Is the interstate commerce clause? That seems iffy to me.
It's the interstate commerce clause. Because of how the modern economy works. there's really pretty much nothing that's confined to a single state in its effects and doesn't affect other states. Almost any law can be justified as a regulation of interstate commerce these days, especially if that law is actually directly about commercial activity.
The big case to cite here is United States v. Darby (312 US 100). This case tested a federal minimum wage law which banned shipping goods in interstate commerce where they were produced by people paid less than minimum wage, and also banned the employment of those people at less than minimum wage in that context. The Supreme Court found this law constitutional, even though the manufacturing employees weren't personally engaged in interstate commerce, because the employer was engaged in interstate commerce and regulating production was a permissible way to regulate that commerce.
Now, after that decision, there was a major broadening of what was allowed to be regulated under the interstate commerce clause. In Wickard v.
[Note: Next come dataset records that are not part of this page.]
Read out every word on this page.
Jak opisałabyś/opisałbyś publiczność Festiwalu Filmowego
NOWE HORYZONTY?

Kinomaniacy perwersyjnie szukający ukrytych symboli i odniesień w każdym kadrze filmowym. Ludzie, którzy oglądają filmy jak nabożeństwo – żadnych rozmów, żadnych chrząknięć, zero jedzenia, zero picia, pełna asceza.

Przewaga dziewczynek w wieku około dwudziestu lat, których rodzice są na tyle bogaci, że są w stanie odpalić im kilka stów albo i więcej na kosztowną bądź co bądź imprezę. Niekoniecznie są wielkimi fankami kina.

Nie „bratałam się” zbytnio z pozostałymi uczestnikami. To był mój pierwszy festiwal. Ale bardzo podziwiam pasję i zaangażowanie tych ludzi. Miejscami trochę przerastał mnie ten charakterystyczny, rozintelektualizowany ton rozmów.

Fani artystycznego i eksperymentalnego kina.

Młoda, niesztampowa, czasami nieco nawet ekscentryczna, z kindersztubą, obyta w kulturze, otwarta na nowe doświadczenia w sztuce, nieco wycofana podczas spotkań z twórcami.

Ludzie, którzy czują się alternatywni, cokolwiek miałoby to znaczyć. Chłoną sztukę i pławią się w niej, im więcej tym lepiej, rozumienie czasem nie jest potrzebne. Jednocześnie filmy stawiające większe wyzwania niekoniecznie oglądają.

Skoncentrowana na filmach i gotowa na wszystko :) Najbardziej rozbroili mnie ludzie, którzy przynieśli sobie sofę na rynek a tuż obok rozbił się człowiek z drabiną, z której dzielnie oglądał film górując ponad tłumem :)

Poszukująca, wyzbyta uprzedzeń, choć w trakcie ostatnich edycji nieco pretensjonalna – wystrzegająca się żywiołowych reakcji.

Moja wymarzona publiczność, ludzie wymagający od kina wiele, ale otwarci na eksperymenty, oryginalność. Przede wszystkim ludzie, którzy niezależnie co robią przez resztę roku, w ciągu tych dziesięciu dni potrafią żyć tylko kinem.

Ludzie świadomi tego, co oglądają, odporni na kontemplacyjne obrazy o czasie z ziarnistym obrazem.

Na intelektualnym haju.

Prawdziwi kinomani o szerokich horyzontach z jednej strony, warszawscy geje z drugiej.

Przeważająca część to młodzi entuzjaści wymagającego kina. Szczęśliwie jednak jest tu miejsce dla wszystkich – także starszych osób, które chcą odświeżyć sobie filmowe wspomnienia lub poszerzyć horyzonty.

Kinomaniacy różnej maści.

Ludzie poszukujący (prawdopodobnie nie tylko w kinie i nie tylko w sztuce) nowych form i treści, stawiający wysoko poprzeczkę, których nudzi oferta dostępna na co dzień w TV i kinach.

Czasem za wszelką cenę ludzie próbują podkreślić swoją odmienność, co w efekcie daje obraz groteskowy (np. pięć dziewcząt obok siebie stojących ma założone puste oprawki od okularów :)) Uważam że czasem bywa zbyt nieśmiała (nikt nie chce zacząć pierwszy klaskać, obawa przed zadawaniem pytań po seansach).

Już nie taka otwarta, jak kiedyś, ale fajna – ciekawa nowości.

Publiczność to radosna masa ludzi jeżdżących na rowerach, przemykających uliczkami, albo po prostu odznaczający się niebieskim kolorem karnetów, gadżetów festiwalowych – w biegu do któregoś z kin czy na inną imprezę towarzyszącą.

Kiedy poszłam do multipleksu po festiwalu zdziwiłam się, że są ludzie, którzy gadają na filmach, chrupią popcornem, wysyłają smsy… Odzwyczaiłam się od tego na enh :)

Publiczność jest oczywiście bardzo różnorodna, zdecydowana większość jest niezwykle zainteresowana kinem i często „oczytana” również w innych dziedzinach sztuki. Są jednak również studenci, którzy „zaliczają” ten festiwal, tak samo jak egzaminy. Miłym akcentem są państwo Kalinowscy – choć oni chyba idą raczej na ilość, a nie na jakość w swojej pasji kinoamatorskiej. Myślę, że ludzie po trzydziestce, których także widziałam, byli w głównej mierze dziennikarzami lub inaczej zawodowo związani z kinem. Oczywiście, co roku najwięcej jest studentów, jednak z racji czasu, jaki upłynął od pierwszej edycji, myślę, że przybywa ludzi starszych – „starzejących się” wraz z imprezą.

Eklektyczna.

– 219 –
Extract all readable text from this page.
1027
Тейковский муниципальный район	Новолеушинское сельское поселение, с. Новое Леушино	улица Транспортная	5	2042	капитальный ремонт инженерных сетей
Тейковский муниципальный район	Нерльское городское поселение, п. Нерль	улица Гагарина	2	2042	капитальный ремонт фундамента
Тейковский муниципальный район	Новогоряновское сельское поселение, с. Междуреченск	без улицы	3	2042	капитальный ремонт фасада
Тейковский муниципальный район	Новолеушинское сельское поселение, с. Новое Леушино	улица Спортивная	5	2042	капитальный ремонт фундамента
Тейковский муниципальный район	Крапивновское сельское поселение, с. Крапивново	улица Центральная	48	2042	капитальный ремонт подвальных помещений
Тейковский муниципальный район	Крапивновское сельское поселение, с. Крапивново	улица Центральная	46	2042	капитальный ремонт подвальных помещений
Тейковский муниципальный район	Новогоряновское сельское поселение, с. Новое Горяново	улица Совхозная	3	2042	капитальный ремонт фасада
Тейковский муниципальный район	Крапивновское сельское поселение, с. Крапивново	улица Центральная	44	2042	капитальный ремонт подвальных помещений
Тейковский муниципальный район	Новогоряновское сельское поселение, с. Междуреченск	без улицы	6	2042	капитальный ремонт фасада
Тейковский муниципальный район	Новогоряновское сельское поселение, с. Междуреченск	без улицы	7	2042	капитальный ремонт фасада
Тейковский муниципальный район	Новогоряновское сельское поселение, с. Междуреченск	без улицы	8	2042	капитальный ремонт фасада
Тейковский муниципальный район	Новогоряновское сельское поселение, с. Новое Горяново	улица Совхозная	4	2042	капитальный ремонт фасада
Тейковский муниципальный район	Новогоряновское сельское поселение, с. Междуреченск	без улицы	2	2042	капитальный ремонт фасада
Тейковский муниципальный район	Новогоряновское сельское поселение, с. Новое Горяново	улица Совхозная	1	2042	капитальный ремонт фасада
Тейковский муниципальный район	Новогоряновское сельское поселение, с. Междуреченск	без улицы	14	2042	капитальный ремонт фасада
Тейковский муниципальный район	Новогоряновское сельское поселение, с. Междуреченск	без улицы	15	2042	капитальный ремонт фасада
Filburn (317 US 111), the Supreme Court ruled that the appropriate test to see whether something could be regulated as interstate commerce was whether it had a "substantial economic effect" on interstate commerce. Under this rule, federal regulation under the commerce clause is very far-reaching. It supports extending a minimum wage to domestic service workers (Marshall v. Rose, a Fourth Circuit case from 1980); it supports extending EEOC rules to state employers (EEOC v. Wyoming); it supports a lot of things.